October 26 2007 - The true test of the suitability of data collection and processing systems for adaptive studies is more than a measure of discrete activities at the input stage.
Adaptive research is critically dependent on timely availability of clean data and metadata for both strategic (design) and tactical (study management) decisions that determine the course of the trial. The more and sooner clean data and performance metrics are available, the greater the likelihood of making the right decision – especially if there is only one chance to make the decision, as in the case of an interim analysis. Conversely, delays in the availability of clean data can lead to less sure and possibly erroneous decisions and compromise other study activities, such as timely enrollment. The adaptive requirement for timely clean data focuses attention on EDC systems because “electronic” is equated with “fast and accurate.” While Web-based EDC systems are indeed faster than the laborious paper and hand entry-verification system, they nevertheless remain considerably slower and less accurate than other EDC systems, such as the electronic pen, that do not require keyboard entry at the site and multiple transcription steps of data (source to CRF to keyboard).
A major deficiency in most Web-based EDC is that it deals solely with data, overlooking the more important ability to collect study performance metrics that provide the critical ability to effectively manage complex studies.
Adaptive research increasingly calls on systems that go beyond data capture for high-velocity programs. The “middleware” that turns data and metadata must effectively and promptly turn a stream of raw data into meaningful, actionable information that must be provided in different forms for different roles. This leads to further improvements in the research process, such as adaptive monitoring – monitoring according to need rather than rigid fixed schedules – and, more critically, the ability to look further ahead in the program to minimize the between-study intervals.

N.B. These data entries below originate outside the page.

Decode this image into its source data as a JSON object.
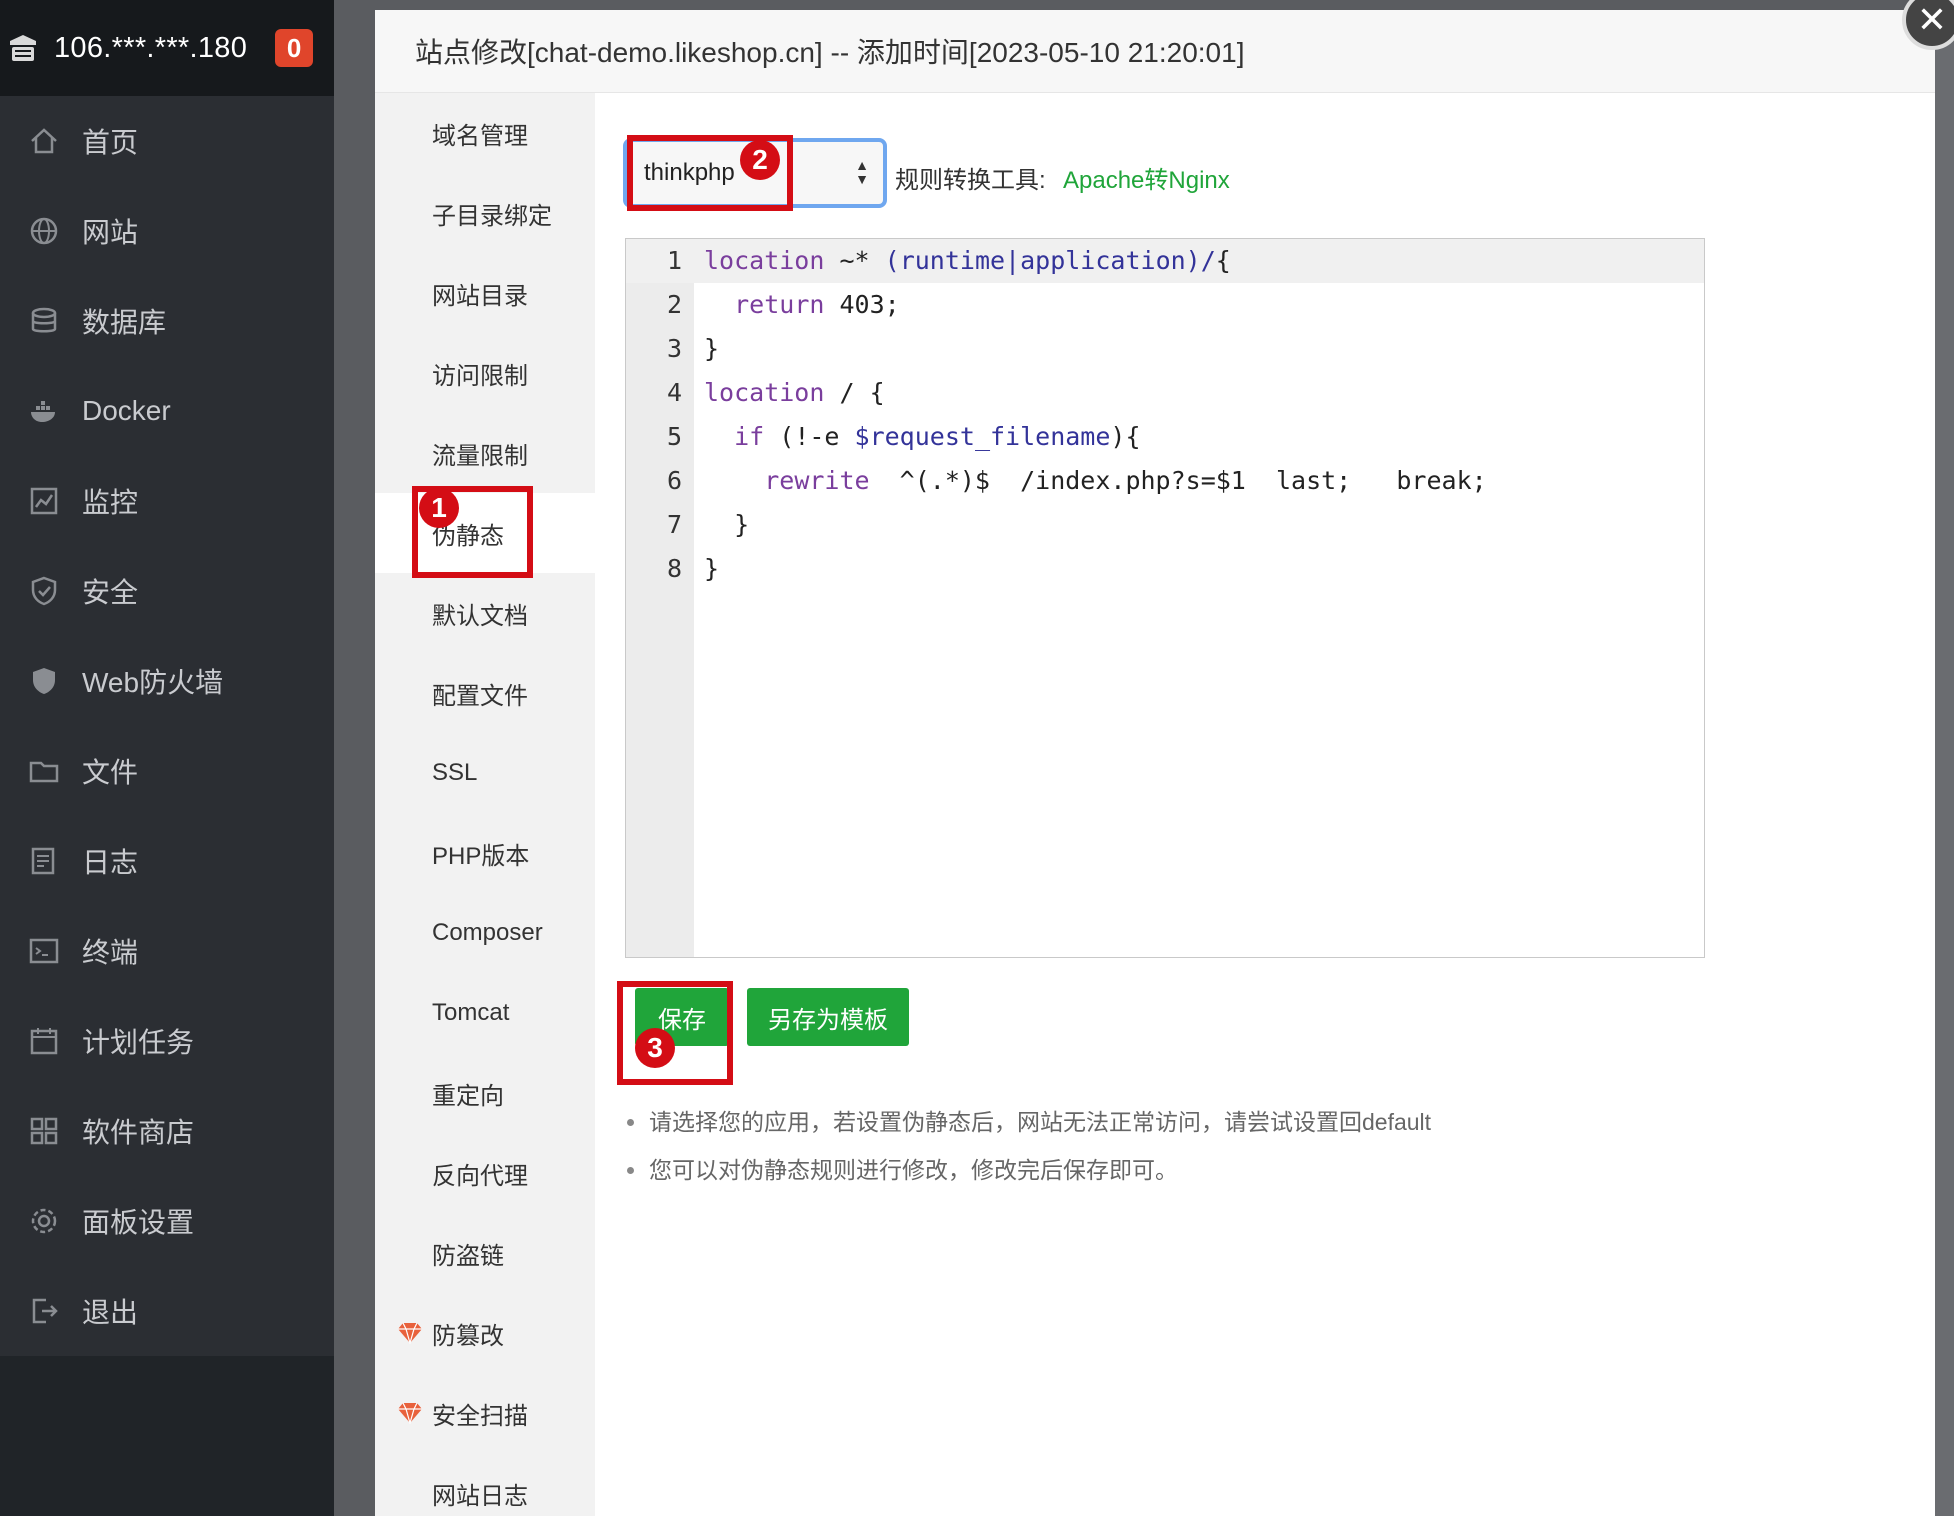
{
  "sidebar": {
    "ip": "106.***.***.180",
    "badge": "0",
    "items": [
      {
        "label": "首页",
        "icon": "home-icon"
      },
      {
        "label": "网站",
        "icon": "globe-icon"
      },
      {
        "label": "数据库",
        "icon": "database-icon"
      },
      {
        "label": "Docker",
        "icon": "docker-icon"
      },
      {
        "label": "监控",
        "icon": "monitor-icon"
      },
      {
        "label": "安全",
        "icon": "shield-icon"
      },
      {
        "label": "Web防火墙",
        "icon": "firewall-icon"
      },
      {
        "label": "文件",
        "icon": "folder-icon"
      },
      {
        "label": "日志",
        "icon": "log-icon"
      },
      {
        "label": "终端",
        "icon": "terminal-icon"
      },
      {
        "label": "计划任务",
        "icon": "calendar-icon"
      },
      {
        "label": "软件商店",
        "icon": "apps-icon"
      },
      {
        "label": "面板设置",
        "icon": "gear-icon"
      },
      {
        "label": "退出",
        "icon": "logout-icon"
      }
    ]
  },
  "modal": {
    "title": "站点修改[chat-demo.likeshop.cn] -- 添加时间[2023-05-10 21:20:01]",
    "close": "✕",
    "tabs": [
      {
        "label": "域名管理"
      },
      {
        "label": "子目录绑定"
      },
      {
        "label": "网站目录"
      },
      {
        "label": "访问限制"
      },
      {
        "label": "流量限制"
      },
      {
        "label": "伪静态"
      },
      {
        "label": "默认文档"
      },
      {
        "label": "配置文件"
      },
      {
        "label": "SSL"
      },
      {
        "label": "PHP版本"
      },
      {
        "label": "Composer"
      },
      {
        "label": "Tomcat"
      },
      {
        "label": "重定向"
      },
      {
        "label": "反向代理"
      },
      {
        "label": "防盗链"
      },
      {
        "label": "防篡改"
      },
      {
        "label": "安全扫描"
      },
      {
        "label": "网站日志"
      }
    ],
    "active_tab": "伪静态"
  },
  "rewrite": {
    "selected": "thinkphp",
    "tool_label": "规则转换工具:",
    "tool_link": "Apache转Nginx",
    "code_lines": [
      {
        "n": "1",
        "text": "location ~* (runtime|application)/{"
      },
      {
        "n": "2",
        "text": "  return 403;"
      },
      {
        "n": "3",
        "text": "}"
      },
      {
        "n": "4",
        "text": "location / {"
      },
      {
        "n": "5",
        "text": "  if (!-e $request_filename){"
      },
      {
        "n": "6",
        "text": "    rewrite  ^(.*)$  /index.php?s=$1  last;   break;"
      },
      {
        "n": "7",
        "text": "  }"
      },
      {
        "n": "8",
        "text": "}"
      }
    ],
    "save_label": "保存",
    "save_template_label": "另存为模板",
    "notes": [
      "请选择您的应用，若设置伪静态后，网站无法正常访问，请尝试设置回default",
      "您可以对伪静态规则进行修改，修改完后保存即可。"
    ]
  },
  "annotations": {
    "step1": "1",
    "step2": "2",
    "step3": "3"
  },
  "colors": {
    "accent_green": "#20a53a",
    "annotation_red": "#d40d15",
    "sidebar_bg": "#2b2e33"
  }
}
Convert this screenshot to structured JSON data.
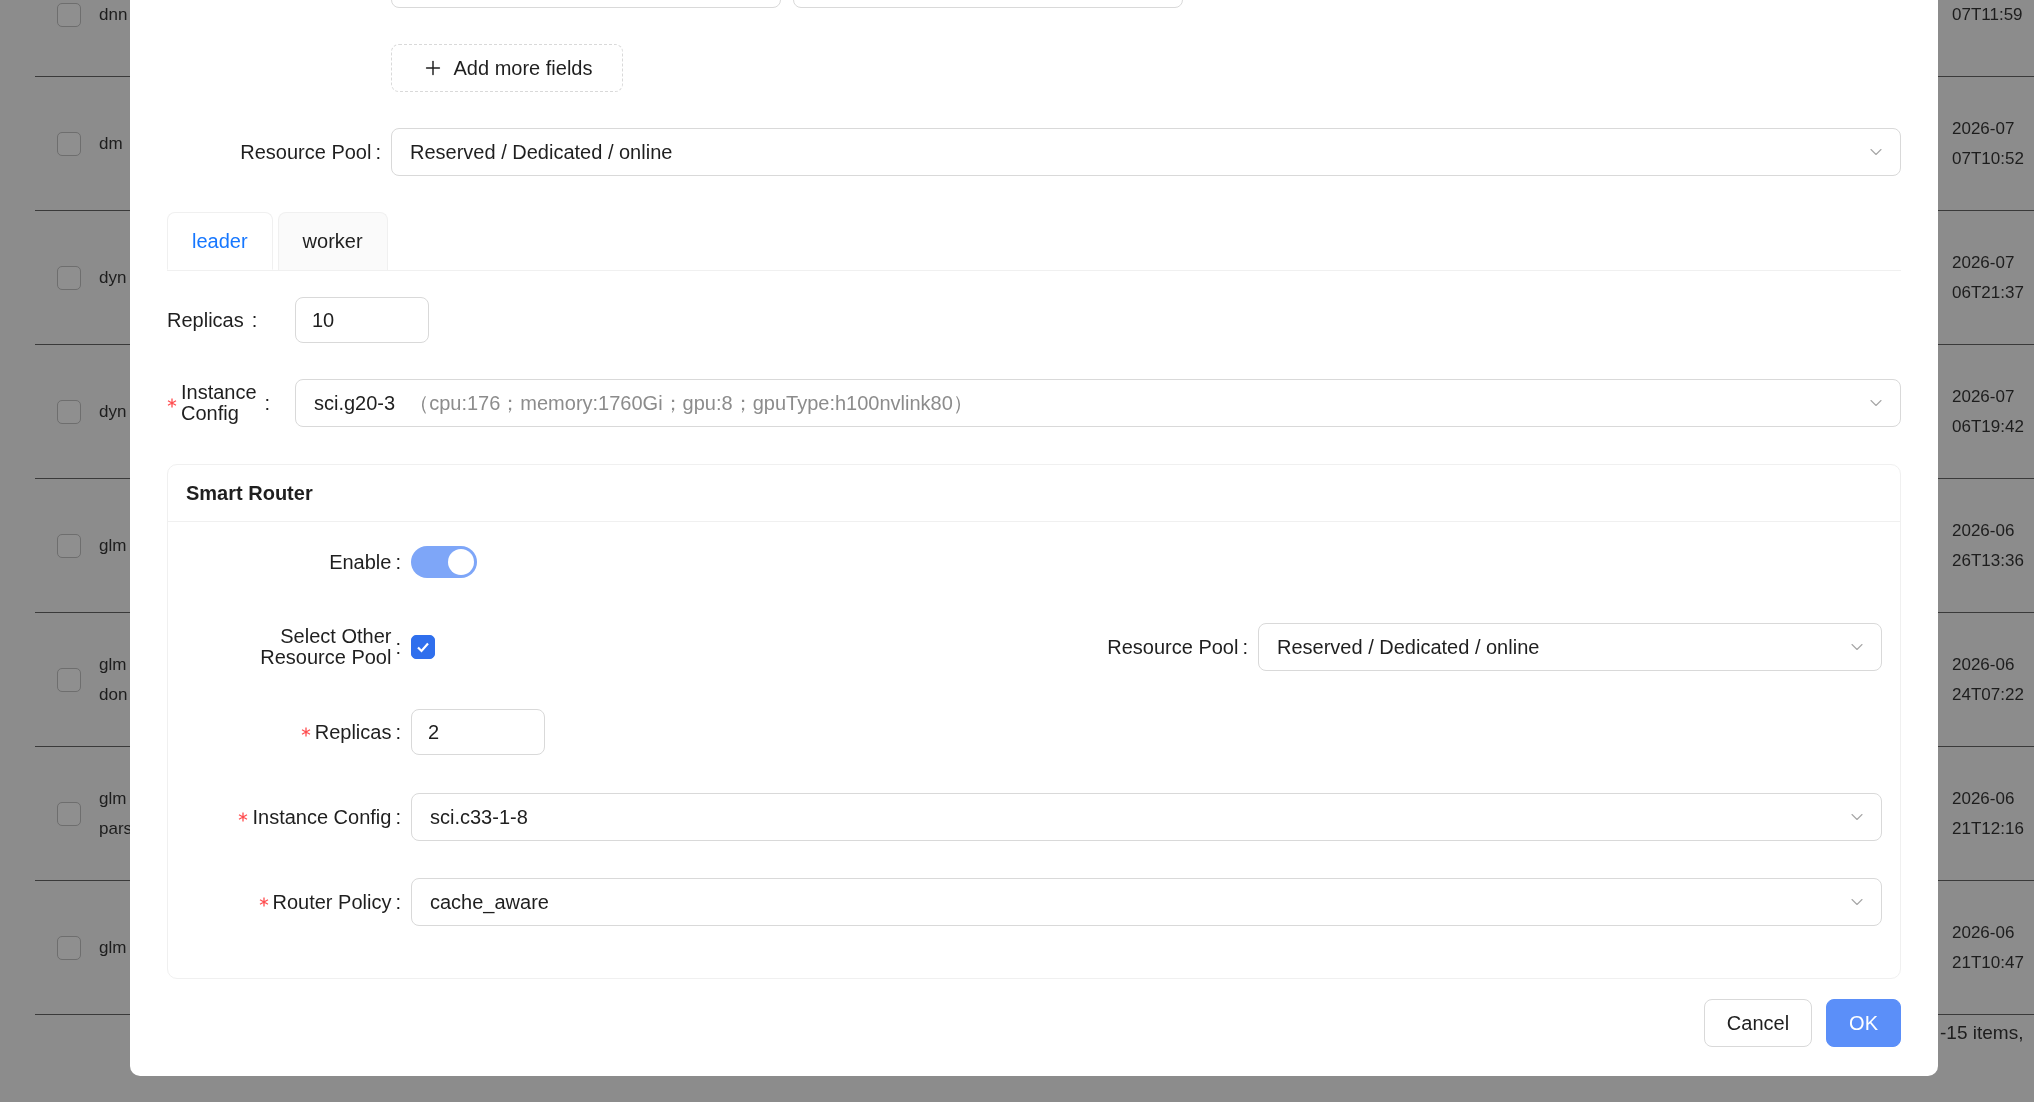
{
  "background_table": {
    "rows": [
      {
        "checked": false,
        "name": [
          "dnn"
        ],
        "date": [
          "07T11:59"
        ]
      },
      {
        "checked": false,
        "name": [
          "dm"
        ],
        "date": [
          "2026-07",
          "07T10:52"
        ]
      },
      {
        "checked": false,
        "name": [
          "dyn"
        ],
        "date": [
          "2026-07",
          "06T21:37"
        ]
      },
      {
        "checked": false,
        "name": [
          "dyn"
        ],
        "date": [
          "2026-07",
          "06T19:42"
        ]
      },
      {
        "checked": false,
        "name": [
          "glm"
        ],
        "date": [
          "2026-06",
          "26T13:36"
        ]
      },
      {
        "checked": false,
        "name": [
          "glm",
          "don"
        ],
        "date": [
          "2026-06",
          "24T07:22"
        ]
      },
      {
        "checked": false,
        "name": [
          "glm",
          "pars"
        ],
        "date": [
          "2026-06",
          "21T12:16"
        ]
      },
      {
        "checked": false,
        "name": [
          "glm"
        ],
        "date": [
          "2026-06",
          "21T10:47"
        ]
      }
    ],
    "footer": "-15 items,"
  },
  "modal": {
    "add_fields_button": "Add more fields",
    "resource_pool": {
      "label": "Resource Pool",
      "colon": ":",
      "value": "Reserved / Dedicated / online"
    },
    "tabs": [
      {
        "label": "leader",
        "selected": true
      },
      {
        "label": "worker",
        "selected": false
      }
    ],
    "replicas": {
      "label": "Replicas",
      "colon": ":",
      "required": false,
      "value": "10"
    },
    "instance_config": {
      "label_lines": [
        "Instance",
        "Config"
      ],
      "colon": ":",
      "required": true,
      "value": "sci.g20-3",
      "detail": "（cpu:176；memory:1760Gi；gpu:8；gpuType:h100nvlink80）"
    },
    "smart_router": {
      "title": "Smart Router",
      "fields": [
        {
          "kind": "switch",
          "label_lines": [
            "Enable"
          ],
          "colon": ":",
          "required": false,
          "on": true
        },
        {
          "kind": "checkbox",
          "label_lines": [
            "Select Other",
            "Resource Pool"
          ],
          "colon": ":",
          "required": false,
          "checked": true,
          "side": {
            "label": "Resource Pool",
            "colon": ":",
            "value": "Reserved / Dedicated / online"
          }
        },
        {
          "kind": "input",
          "label_lines": [
            "Replicas"
          ],
          "colon": ":",
          "required": true,
          "value": "2"
        },
        {
          "kind": "select",
          "label_lines": [
            "Instance Config"
          ],
          "colon": ":",
          "required": true,
          "value": "sci.c33-1-8"
        },
        {
          "kind": "select",
          "label_lines": [
            "Router Policy"
          ],
          "colon": ":",
          "required": true,
          "value": "cache_aware"
        }
      ]
    },
    "buttons": [
      {
        "label": "Cancel",
        "kind": "default"
      },
      {
        "label": "OK",
        "kind": "primary"
      }
    ]
  }
}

With experience on more than 300 adaptive trials, it’s clear that data capture is necessary but not sufficient to run fast-moving programs. Indeed, the more important elements are performance metrics that enable the capability that lies at the heart of adaptive trials: continuous fine tuning of multiple study parameters. Even effective management of study supplies can affect key elements that underlie adaptive strategies, for example, if the right drug isn’t at the right place when needed. This emphasizes the need for a fully integrated system that deals with data collection, randomization, data management, and logistics, such as supplies and payments.
The true test of suitability of data collection and processing systems for adaptive studies is more than a measure of discrete activities at the input stage. Study decision-makers on multiple levels must have the timely, accurate they need when they need it to make decisions based on adaptive criteria. A weak link anywhere along the chain will compromise the capability of the whole system and undermine the success of any of the adaptive components.